Une session extraordinaire du parlement arménien a adopté aujourd’hui, en deuxième et dernière lecture, une série d’amendements à la loi sur le règlement de l’Assemblée nationale, qui permet aux législateurs de s’assurer contre une éventuelle dissolution du parlement.
Initialement, un amendement à la loi concernait uniquement la nécessité pour le représentant du gouvernement d’être présent aux réunions de l’Assemblée nationale lors de la discussion des projets de loi approuvés par le gouvernement.
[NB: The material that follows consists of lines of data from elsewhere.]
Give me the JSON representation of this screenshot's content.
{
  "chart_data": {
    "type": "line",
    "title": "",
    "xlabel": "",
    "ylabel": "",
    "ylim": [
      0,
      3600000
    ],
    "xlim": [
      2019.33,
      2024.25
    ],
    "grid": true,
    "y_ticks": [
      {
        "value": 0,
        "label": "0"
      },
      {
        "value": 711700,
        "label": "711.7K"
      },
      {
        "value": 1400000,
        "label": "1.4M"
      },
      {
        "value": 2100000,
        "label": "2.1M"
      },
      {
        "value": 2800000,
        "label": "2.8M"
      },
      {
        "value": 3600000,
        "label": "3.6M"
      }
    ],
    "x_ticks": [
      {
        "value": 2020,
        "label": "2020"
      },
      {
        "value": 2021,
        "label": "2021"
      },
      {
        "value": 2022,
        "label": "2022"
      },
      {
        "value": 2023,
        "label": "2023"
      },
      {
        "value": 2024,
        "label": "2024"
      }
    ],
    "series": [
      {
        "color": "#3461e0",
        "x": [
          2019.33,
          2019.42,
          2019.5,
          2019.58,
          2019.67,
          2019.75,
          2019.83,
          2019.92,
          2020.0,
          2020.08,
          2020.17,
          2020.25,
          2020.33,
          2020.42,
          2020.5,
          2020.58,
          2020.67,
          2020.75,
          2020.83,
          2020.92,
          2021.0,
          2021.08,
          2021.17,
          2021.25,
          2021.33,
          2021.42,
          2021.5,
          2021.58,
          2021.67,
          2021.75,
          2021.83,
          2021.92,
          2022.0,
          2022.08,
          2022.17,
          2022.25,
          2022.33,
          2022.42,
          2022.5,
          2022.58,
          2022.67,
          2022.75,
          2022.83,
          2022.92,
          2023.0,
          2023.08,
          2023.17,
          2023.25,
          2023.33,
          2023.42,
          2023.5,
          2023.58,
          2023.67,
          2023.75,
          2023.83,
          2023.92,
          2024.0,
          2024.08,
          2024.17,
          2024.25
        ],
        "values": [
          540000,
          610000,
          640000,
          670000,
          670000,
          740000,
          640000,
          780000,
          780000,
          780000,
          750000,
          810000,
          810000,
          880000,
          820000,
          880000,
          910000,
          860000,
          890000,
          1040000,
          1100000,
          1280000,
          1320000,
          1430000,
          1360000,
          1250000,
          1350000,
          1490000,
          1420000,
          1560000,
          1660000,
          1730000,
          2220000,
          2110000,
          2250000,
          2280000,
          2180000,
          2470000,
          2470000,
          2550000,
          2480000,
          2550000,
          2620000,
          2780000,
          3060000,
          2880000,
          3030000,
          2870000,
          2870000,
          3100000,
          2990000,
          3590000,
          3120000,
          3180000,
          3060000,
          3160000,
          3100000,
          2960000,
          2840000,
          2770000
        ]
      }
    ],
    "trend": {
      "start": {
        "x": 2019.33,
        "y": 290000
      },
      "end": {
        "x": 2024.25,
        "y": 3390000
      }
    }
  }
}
Cependant, un vice-président du Parti républicain d’Arménie, Arpine Hovhannisyan, a suggéré, après la première lecture, que de nouvelles propositions des députés soient incorporées dans le projet de loi.
Par un vote à 67 voix, le parlement adopta tous les amendements proposés en deux lectures à la fois, approuvant ainsi définitivement tous les changements proposés.
Le changement proposé stipule que si une session du Parlement ne peut pas être tenue en raison du manque de quorum ou si le quorum est atteint, mais qu’un obstacle est créé pour la participation des législateurs, la session devrait être suspendue et reprise après l’élimination des circonstances préjudiciables. Plus tôt dans la journée, M. Pashinyan a déclaré que tous ceux qui soutenaient le projet de loi étaient des contre-révolutionnaires.
Les opposants au projet de loi affirment que le Parti républicain d’Arménie et ses partisans tentent de s’assurer contre la dissolution éventuelle du parlement et la tenue d’élections législatives anticipées. Le fait est que, conformément à la loi, si les députés ne votent pas deux fois en faveur de la candidature du Premier ministre, le Parlement se dissout en vertu de la loi. Le Premier ministre arménien, Nikol Pashinyan, s’est adressé à la foule qui s’est rassemblée devant le parlement.